Given the role that risk played in the collapse of so many Wall Street firms - and the issues that Goldman has had to address with the SEC - I think some might have expected the Staff to take the position that this proposal raises significant policy issues. But not so as the Staff allowed the exclusion, noting that:
"There appears to be some basis for your view that Goldman Sachs may exclude the proposal under rule 14a-8(i)(7), as relating to Goldman Sachs' ordinary business operations. We note that the proposal relates to the manner in which Goldman Sachs manages risk.We further note that the proposal addresses matters beyond the board's role in the oversight of Goldman Sachs' management of risk."
So a shareholder proposal for a report on climate change risk management, taking into account "the political, legislative, regulatory, and scientific landscape," must be included even though it is far from certain that it will have any effect on Goldman at all. In contrast, we do know quite a lot about the impact of financial risk management on systemically important institutions like Goldman, all it bad news for investors, but that proposal stays out.
The first proposal came from an ecomentalist outfit, which is obviously less concerned with the return on its investment than with using that investment as a soapbox to spout the climate change gospel. Although the second came from one of those Catholic orders that usually pushes social proposals, this proposal actually relates to real financial/investment concerns.
If you were an investor, which proposal would you think was relevant to your investment? If you were an investor, would you want your investment taxed so that some ecomentalist with a few shares can force the company to solicit proxies on this proposal at company expense?

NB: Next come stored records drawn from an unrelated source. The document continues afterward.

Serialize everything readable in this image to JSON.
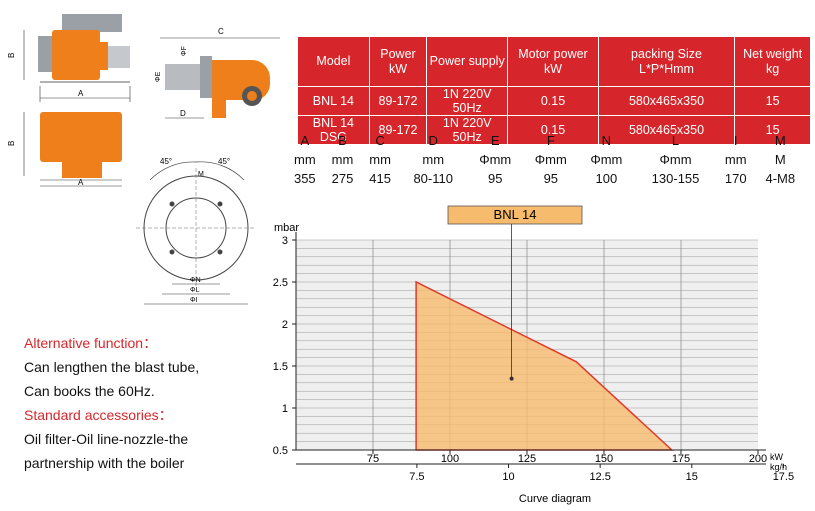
{
  "spec_table": {
    "headers": [
      "Model",
      "Power kW",
      "Power supply",
      "Motor power kW",
      "packing Size L*P*Hmm",
      "Net weight kg"
    ],
    "rows": [
      [
        "BNL 14",
        "89-172",
        "1N  220V  50Hz",
        "0.15",
        "580x465x350",
        "15"
      ],
      [
        "BNL 14 DSG",
        "89-172",
        "1N  220V  50Hz",
        "0.15",
        "580x465x350",
        "15"
      ]
    ]
  },
  "dimension_table": {
    "letters": [
      "A",
      "B",
      "C",
      "D",
      "E",
      "F",
      "N",
      "L",
      "I",
      "M"
    ],
    "units": [
      "mm",
      "mm",
      "mm",
      "mm",
      "Φmm",
      "Φmm",
      "Φmm",
      "Φmm",
      "mm",
      "M"
    ],
    "values": [
      "355",
      "275",
      "415",
      "80-110",
      "95",
      "95",
      "100",
      "130-155",
      "170",
      "4-M8"
    ]
  },
  "drawing_labels": {
    "a": "A",
    "b": "B",
    "c": "C",
    "d": "D",
    "e": "ΦE",
    "f": "ΦF",
    "m": "M",
    "n": "ΦN",
    "l": "ΦL",
    "i": "ΦI",
    "angle_left": "45°",
    "angle_right": "45°"
  },
  "notes": {
    "alt_title": "Alternative function：",
    "alt_line1": "Can lengthen the blast tube,",
    "alt_line2": "Can books the 60Hz.",
    "std_title": "Standard accessories：",
    "std_line1": "Oil filter-Oil line-nozzle-the",
    "std_line2": "partnership with the boiler"
  },
  "colors": {
    "red": "#d7262b",
    "orange": "#ef7f1a",
    "curve_fill": "#f6bb6d",
    "curve_line": "#e03a2c"
  },
  "chart_data": {
    "type": "area",
    "title": "BNL 14",
    "caption": "Curve diagram",
    "ylabel": "mbar",
    "x_unit_top": "kW",
    "x_unit_bottom": "kg/h",
    "ylim": [
      0.5,
      3
    ],
    "xlim": [
      50,
      200
    ],
    "x_ticks_kw": [
      "75",
      "100",
      "125",
      "150",
      "175",
      "200"
    ],
    "x_ticks_kgh": [
      "7.5",
      "10",
      "12.5",
      "15",
      "17.5"
    ],
    "y_ticks": [
      "0.5",
      "1",
      "1.5",
      "2",
      "2.5",
      "3"
    ],
    "grid": true,
    "series": [
      {
        "name": "BNL 14",
        "x": [
          89,
          89,
          141,
          172,
          89
        ],
        "y": [
          0.5,
          2.5,
          1.55,
          0.5,
          0.5
        ]
      }
    ]
  }
}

Once again, I argue that the SEC and courts should ask whether a reasonable shareholder of this issuer would regard the proposal as having material economic importance for the value of his shares. This standard is based on the well-established securities law principle of materiality. It is intended to exclude proposals made primarily for the purpose of promoting general social and political causes, while requiring inclusion of proposals a reasonable investor would believe are relevant to the value of his investment. Such a test seems desirable so as to ensure that an adopted proposal redounds to the benefit of all shareholders, not just those who share the political and social views of the proponent. Absent such a standard, the shareholder proposal rule becomes nothing less than a species of private eminent domain by which the federal government allows a small minority to appropriate someone else’s property—the company is a legal person, after all, and it is the company’s proxy statement at issue—for use as a soap-box to disseminate their views. Because the shareholders hold the residual claim, and all corporate expenditures thus come out of their pocket, it is not entirely clear why other shareholders should have to subsidize speech by a small minority.